= Charles Hadfield (journalist) =

Charles Hadfield (1821–1884) was a journalist.

Hadfield, the son of Charles and Anne Hadfield, was born in Glossop, Derbyshire, 14 October 1821, and being taken to Manchester when only one year old, was brought up to the trade of a house-painter and decorator, becoming specially skilled in graining, and able to imitate the grain of the oak with great perfection. At an early age he wrote verses in the Manchester Times, and his tastes soon led him to adopt literature as a profession. In 1861 he edited a monthly paper in connection with trades unions, called Weekly Wages, of which only five numbers appeared. He then, in 1861, accepted an offer of Joseph Cowen, M.P., to join the staff of the Newcastle Chronicle, and to act as lecturing agent for the Northern Reform Union.

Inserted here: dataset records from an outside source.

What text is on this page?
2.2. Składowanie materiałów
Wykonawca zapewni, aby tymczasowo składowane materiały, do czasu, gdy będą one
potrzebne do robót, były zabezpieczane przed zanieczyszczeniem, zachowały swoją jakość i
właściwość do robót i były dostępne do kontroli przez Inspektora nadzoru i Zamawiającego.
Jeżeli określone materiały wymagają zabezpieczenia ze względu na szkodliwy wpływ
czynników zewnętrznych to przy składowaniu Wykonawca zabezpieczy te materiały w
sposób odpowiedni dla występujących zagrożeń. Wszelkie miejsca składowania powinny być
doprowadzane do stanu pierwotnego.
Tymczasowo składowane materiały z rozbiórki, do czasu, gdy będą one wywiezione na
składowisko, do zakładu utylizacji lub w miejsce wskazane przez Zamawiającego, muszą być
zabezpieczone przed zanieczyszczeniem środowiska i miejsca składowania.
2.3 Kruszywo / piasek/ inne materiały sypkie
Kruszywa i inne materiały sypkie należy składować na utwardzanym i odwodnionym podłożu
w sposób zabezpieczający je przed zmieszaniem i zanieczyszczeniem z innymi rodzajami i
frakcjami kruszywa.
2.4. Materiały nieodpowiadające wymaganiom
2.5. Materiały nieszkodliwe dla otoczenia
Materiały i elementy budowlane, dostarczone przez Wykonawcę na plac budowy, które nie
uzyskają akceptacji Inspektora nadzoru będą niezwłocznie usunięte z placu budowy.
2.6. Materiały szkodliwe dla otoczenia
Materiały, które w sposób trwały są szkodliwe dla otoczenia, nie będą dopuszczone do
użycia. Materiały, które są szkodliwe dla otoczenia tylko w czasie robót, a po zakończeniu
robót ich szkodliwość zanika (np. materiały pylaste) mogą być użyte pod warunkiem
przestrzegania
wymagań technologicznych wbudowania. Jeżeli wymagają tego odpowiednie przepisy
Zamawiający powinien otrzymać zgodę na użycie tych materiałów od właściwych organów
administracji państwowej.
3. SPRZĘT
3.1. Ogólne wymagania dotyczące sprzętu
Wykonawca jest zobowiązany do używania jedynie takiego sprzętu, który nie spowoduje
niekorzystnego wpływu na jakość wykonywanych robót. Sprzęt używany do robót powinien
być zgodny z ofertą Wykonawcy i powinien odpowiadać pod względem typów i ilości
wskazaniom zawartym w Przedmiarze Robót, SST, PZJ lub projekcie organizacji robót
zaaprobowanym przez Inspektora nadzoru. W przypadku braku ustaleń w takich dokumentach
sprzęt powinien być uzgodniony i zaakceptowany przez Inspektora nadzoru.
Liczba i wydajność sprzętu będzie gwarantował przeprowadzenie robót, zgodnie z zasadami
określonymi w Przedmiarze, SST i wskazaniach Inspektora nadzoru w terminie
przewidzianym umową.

Returning to Manchester in January 1862, he became connected with the commercial department of the Manchester Examiner and Times. After this he was employed as a writer for the Manchester City News, and subsequently edited that paper from 1865 to 1867, and remained connected with it as a contributor for two or three years longer. He next went to Glasgow, where for a short time he was on the staff of the Glasgow Herald, and then took the editorship and management of the Warrington Examiner and other papers connected with it, including the Mid-Cheshire Examiner. After several years in this position he was presented with a testimonial. Finally in 1880 he was editor of the Salford Weekly News, in which position he remained to the beginning of 1883. As a journalist his strength lay in his great knowledge of the habits, the wants, and the aspirations of the working classes, and on these subjects his writings were always thoughtful and suggestive. From 22 December 1867 to 4 July 1868 he contributed to the Free Lance, and from 25 July 1868 to 28 October 1871 to The Sphinx, two Manchester literary, artistic, and humorous journals. He was an advocate of the Manchester Fine Art Gallery, and took part in securing the Saturday half-holiday, and in providing public baths and washhouses.

After his retirement he was confined to his room by ill-health, and died at 3 Chester Road, Stretford, 4 June 1884.

He was the author of two prize essays:
1. The Best Means of Enlarging the Usefulness of Mechanics' Institutions, 1850. 2. and
2. Suggestions for Improving the Homes of the Working Classes, about 1857.

On 24 December 1843 he married Emily Frances, daughter of John Pontey and Mary Ann Kemp.